Completare i pagamenti della Pac (Politica agricola comune) per la campagna 2015 e ridare fiato alle aziende agricole piemontesi in un momento di grande crisi finanziaria originata dalle dinamiche di mercato. È quanto chiede la Cia – Agricoltori Italiani di Torino alla Regione Piemonte e all’Arpea, l’organismo regionale incaricato della liquidazione dei premi.

Due terzi delle circa 39.000 aziende agricole piemontesi che hanno presentato la domanda nel 2015 non hanno infatti ancora ricevuto alcun tipo di contributo. Le restanti hanno ricevuto soltanto gli acconti a novembre 2015, pari a circa il 70% del valore dei titoli base, corrispondenti al 35% dello spettante complessivo.

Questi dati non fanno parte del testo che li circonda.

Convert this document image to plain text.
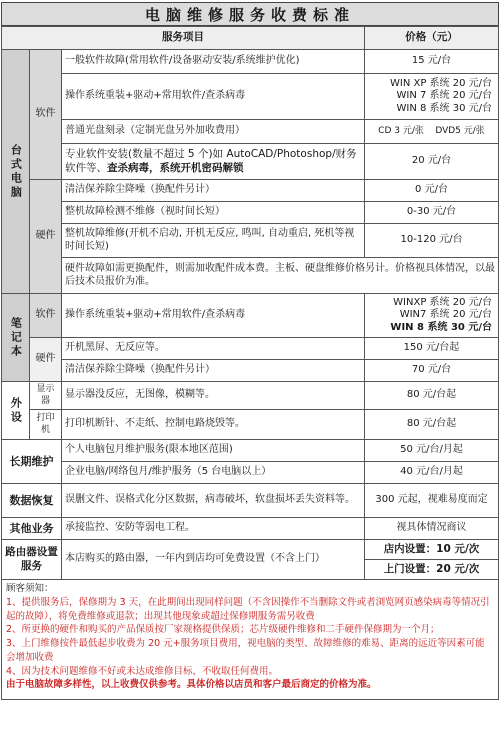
电脑维修服务收费标准
服务项目			价格（元）

台式电脑	软件	一般软件故障(常用软件/设备驱动安装/系统维护优化)	15 元/台
		操作系统重装+驱动+常用软件/查杀病毒	WIN XP 系统 20 元/台
WIN 7 系统 20 元/台
WIN 8 系统 30 元/台

		普通光盘刻录（定制光盘另外加收费用）	CD 3 元/张 DVD5 元/张
		专业软件安装(数量不超过 5 个)如 AutoCAD/Photoshop/财务软件等、查杀病毒，系统开机密码解锁	20 元/台
	硬件	清洁保养除尘降噪（换配件另计）	0 元/台
		整机故障检测不维修（视时间长短）	0-30 元/台
		整机故障维修(开机不启动, 开机无反应, 鸣叫, 自动重启, 死机等视时间长短)	10-120 元/台
		硬件故障如需更换配件，则需加收配件成本费。主板、硬盘维修价格另计。价格视具体情况，以最后技术员报价为准。	

笔记本	软件	操作系统重装+驱动+常用软件/查杀病毒	WINXP 系统 20 元/台
WIN7 系统 20 元/台
WIN 8 系统 30 元/台

	硬件	开机黑屏、无反应等。	150 元/台起
		清洁保养除尘降噪（换配件另计）	70 元/台

外设	显示器	显示器没反应，无图像，模糊等。	80 元/台起
	打印机	打印机断针、不走纸、控制电路烧毁等。	80 元/台起
长期维护		个人电脑包月维护服务(限本地区范围)	50 元/台/月起
		企业电脑/网络包月/维护服务（5 台电脑以上）	40 元/台/月起
数据恢复		误删文件、误格式化分区数据，病毒破坏，软盘损坏丢失资料等。	300 元起，视难易度而定
其他业务		承接监控、安防等弱电工程。	视具体情况商议
路由器设置服务		本店购买的路由器，一年内到店均可免费设置（不含上门）	店内设置：10 元/次
			上门设置：20 元/次
顾客须知：
1、提供服务后，保修期为 3 天，在此期间出现同样问题（不含因操作不当删除文件或者浏览网页感染病毒等情况引起的故障），将免费维修或退款；出现其他现象或超过保修期服务需另收费
2、所更换的硬件和购买的产品保质按厂家规格提供保质；芯片级硬件维修和二手硬件保修期为一个月；
3、上门维修按件最低起步收费为 20 元+服务项目费用，视电脑的类型、故障维修的难易、距离的远近等因素可能会增加收费
4、因为技术问题维修不好或未达成维修目标，不收取任何费用。
由于电脑故障多样性，以上收费仅供参考。具体价格以店员和客户最后商定的价格为准。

Questa situazione penalizza gli agricoltori piemontesi nella competizione con i  loro omologhi insediati in aree limitrofe, come la Lombardia o la Francia, dove gli organismi pagatori hanno operato in maniera differente. Se oltralpe il saldo dei pagamenti è avvenuto già entro fine 2015, in Lombardia alla stessa data risultava corrisposto come acconto il 70% del valore dei titoli base e il 70% del premio per le cosiddette misure di inverdimento a tutti gli aventi diritto.  Un altro esempio particolarmente virtuoso in Italia è rappresentato dalla Toscana, regione nella quale l’Artea ha già versato il 93% dei premi e annunciato che provvederà a liquidare il restante 7% entro giugno 2016.

“A un anno dalla presentazione delle domande i nostri agricoltori attendono ancora il pagamento dei premi 2015 della Pac, mentre stiamo già presentando quelle per il 2016 –  ha spiegato Roberto Barbero, presidente della Cia – Agricoltori Italiani di Torino – riteniamo che questa situazione sia ormai insostenibile, anche perché alle aziende agricole non è ancora stato comunicato il valore complessivo riconosciuto ai loro titoli con la nuova Pac 2014-2020. Il ritardo accumulato rispetto ad altre regioni – continua Barbero –  rischia di falsare la concorrenza, penalizzando ancora di più le nostre aziende. Chiediamo alla Regione Piemonte e all’Arpea di sbloccare quanto prima i pagamenti e di provvedere alla liquidazione totale dei premi spettanti. Sebbene sia già stato annunciato che l’erogazione avverrà a partire dal mese di aprile, non dimentichiamo infatti che più volte in passato sono state fissate scadenze poi puntualmente disattese. Gli agricoltori torinesi hanno esaurito la pazienza e chiedono di ricevere le risorse che spettano loro, altrimenti daremo il via a iniziative e mobilitazioni di protesta”.